The University of California system will pay out $6.45 million to settle an antisemitism case after Jewish individuals at UCLA were barred from campus by pro-Palestinian protesters.
UCLA was hit with the lawsuit after the university aided antisemitic protesters in defending their “solidarity encampment,” which excluded Jewish students from parts of campus and campus buildings. As part of the settlement, the three Jewish students and one professor who filed the suit will receive $200,000, other organizations dedicated to fighting antisemitism will receive $2.33 million, and UCLA’s Initiative to Combat Antisemitism will receive $320,000.

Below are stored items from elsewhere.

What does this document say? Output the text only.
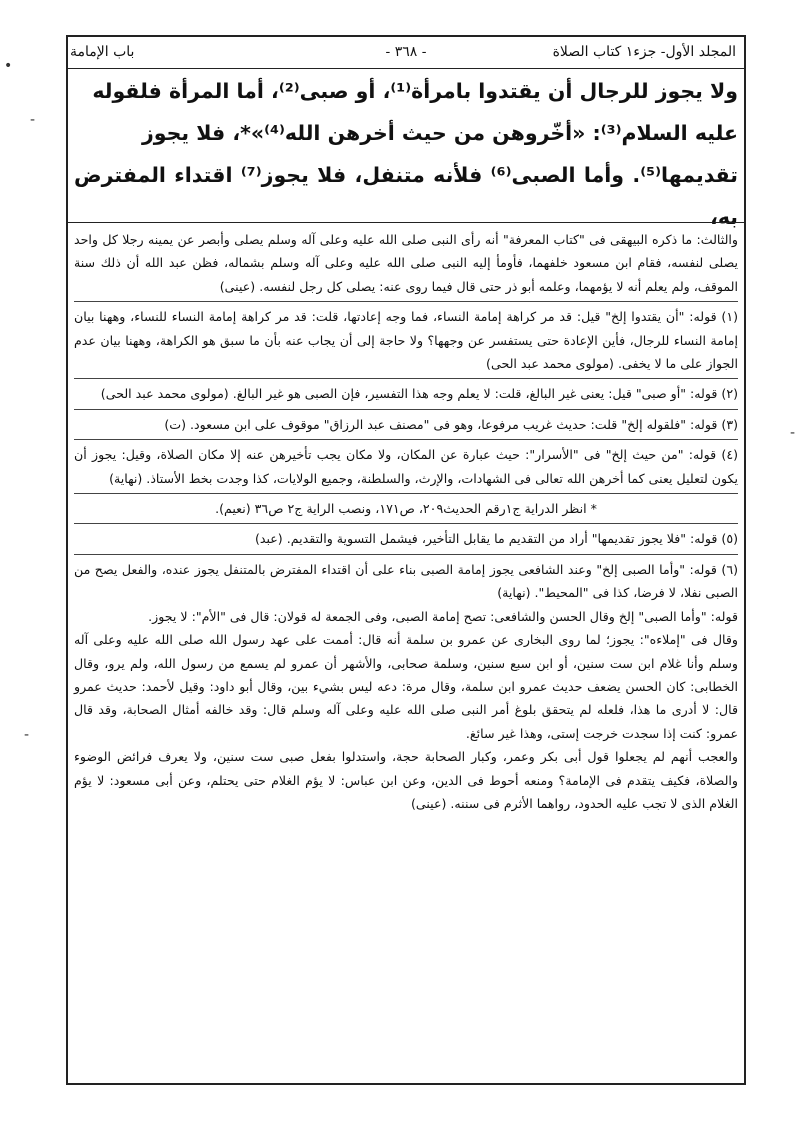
المجلد الأول- جزء١ كتاب الصلاة
- ٣٦٨ -
باب الإمامة

ولا يجوز للرجال أن يقتدوا بامرأة⁽¹⁾، أو صبى⁽²⁾، أما المرأة فلقوله

عليه السلام⁽³⁾: «أخّروهن من حيث أخرهن الله⁽⁴⁾»*، فلا يجوز

تقديمها⁽⁵⁾. وأما الصبى⁽⁶⁾ فلأنه متنفل، فلا يجوز⁽⁷⁾ اقتداء المفترض به،

والثالث: ما ذكره البيهقى فى "كتاب المعرفة" أنه رأى النبى صلى الله عليه وعلى آله وسلم يصلى وأبصر عن يمينه رجلا كل واحد يصلى لنفسه، فقام ابن مسعود خلفهما، فأومأ إليه النبى صلى الله عليه وعلى آله وسلم بشماله، فظن عبد الله أن ذلك سنة الموقف، ولم يعلم أنه لا يؤمهما، وعلمه أبو ذر حتى قال فيما روى عنه: يصلى كل رجل لنفسه. (عينى)

(١) قوله: "أن يقتدوا إلخ" قيل: قد مر كراهة إمامة النساء، فما وجه إعادتها، قلت: قد مر كراهة إمامة النساء للنساء، وههنا بيان إمامة النساء للرجال، فأين الإعادة حتى يستفسر عن وجهها؟ ولا حاجة إلى أن يجاب عنه بأن ما سبق هو الكراهة، وههنا بيان عدم الجواز على ما لا يخفى. (مولوى محمد عبد الحى)

(٢) قوله: "أو صبى" قيل: يعنى غير البالغ، قلت: لا يعلم وجه هذا التفسير، فإن الصبى هو غير البالغ. (مولوى محمد عبد الحى)

(٣) قوله: "فلقوله إلخ" قلت: حديث غريب مرفوعا، وهو فى "مصنف عبد الرزاق" موقوف على ابن مسعود. (ت)

(٤) قوله: "من حيث إلخ" فى "الأسرار": حيث عبارة عن المكان، ولا مكان يجب تأخيرهن عنه إلا مكان الصلاة، وقيل: يجوز أن يكون لتعليل يعنى كما أخرهن الله تعالى فى الشهادات، والإرث، والسلطنة، وجميع الولايات، كذا وجدت بخط الأستاذ. (نهاية)

* انظر الدراية ج١رقم الحديث٢٠٩، ص١٧١، ونصب الراية ج٢ ص٣٦ (نعيم).

(٥) قوله: "فلا يجوز تقديمها" أراد من التقديم ما يقابل التأخير، فيشمل التسوية والتقديم. (عبد)

(٦) قوله: "وأما الصبى إلخ" وعند الشافعى يجوز إمامة الصبى بناء على أن اقتداء المفترض بالمتنفل يجوز عنده، والفعل يصح من الصبى نفلا، لا فرضا، كذا فى "المحيط". (نهاية)

قوله: "وأما الصبى" إلخ وقال الحسن والشافعى: تصح إمامة الصبى، وفى الجمعة له قولان: قال فى "الأم": لا يجوز.

وقال فى "إملاءه": يجوز؛ لما روى البخارى عن عمرو بن سلمة أنه قال: أممت على عهد رسول الله صلى الله عليه وعلى آله وسلم وأنا غلام ابن ست سنين، أو ابن سبع سنين، وسلمة صحابى، والأشهر أن عمرو لم يسمع من رسول الله، ولم يرو، وقال الخطابى: كان الحسن يضعف حديث عمرو ابن سلمة، وقال مرة: دعه ليس بشيء بين، وقال أبو داود: وقيل لأحمد: حديث عمرو قال: لا أدرى ما هذا، فلعله لم يتحقق بلوغ أمر النبى صلى الله عليه وعلى آله وسلم قال: وقد خالفه أمثال الصحابة، وقد قال عمرو: كنت إذا سجدت خرجت إستى، وهذا غير سائغ.

والعجب أنهم لم يجعلوا قول أبى بكر وعمر، وكبار الصحابة حجة، واستدلوا بفعل صبى ست سنين، ولا يعرف فرائض الوضوء والصلاة، فكيف يتقدم فى الإمامة؟ ومنعه أحوط فى الدين، وعن ابن عباس: لا يؤم الغلام حتى يحتلم، وعن أبى مسعود: لا يؤم الغلام الذى لا تجب عليه الحدود، رواهما الأثرم فى سننه. (عينى)

•
-
-
-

“When antisemites were terrorizing Jews and excluding them from campus, UCLA chose to protect the thugs and help keep Jews out,” recent UCLA Law graduate Yitzchok Frankel said. “That was shameful, and it is sad that my own school defended those actions for more than a year. But today’s court judgment brings justice back to our campus and ensures Jews will be safe and be treated equally once again.”
The remaining settlement money will go toward legal fees.
UCLA supported campus protesters and defended its case in court for over a year before settling. The Becket Fund for Religious Liberty, which represented the plaintiffs, said that the case demonstrates “progress” in the fight against antisemitism.
“Campus administrators across the country willingly bent the knee to antisemites during the encampments,” Becket President and attorney Mark Rienzi said. “They are now on notice: treating Jews like second-class citizens is wrong, illegal, and very costly. UCLA should be commended for accepting judgment against that misbehavior and setting the precedent that allowing mistreatment of Jews violates the Constitution and civil rights laws. Students across the country are safer for it.”
Pro-Palestinian protesters erected an encampment in April 2024 to convince the school to boycott and divest from Israeli companies. UCLA closed two campus buildings near the encampment, creating what amounted to Jew-free zones on campus.
One plaintiff at the time said that he could not access UCLA’s library “because he understood that traversing the encampment, which blocked entrance to the library, carried a risk of violence.” Another Jewish student said that she “decided not to traverse Royce Quad because of her knowledge that she would have to disavow her religious beliefs to do so.”
Although UCLA promised that it was “committed to fostering a campus culture where everyone feels welcome and free from intimidation, discrimination, and harassment,” Los Angeles Federal District Court Judge Mark C. Scarsi issued plaintiffs a preliminary injunction in August 2024 in which he called the school’s behavior “unimaginable and so abhorrent.”
“Jewish students were excluded from portions of the UCLA campus because they refused to denounce their faith. UCLA does not dispute this,” Scarsi wrote. “Instead, UCLA claims that it has no responsibility to protect the religious freedom of its Jewish students because the exclusion was engineered by third-party protesters. But under constitutional principles, UCLA may not allow services to some students when UCLA knows that other students are excluded on religious grounds, regardless of who engineered the exclusion.”
The settlement is the largest known private settlement in campus antisemitism cases, according to Becket.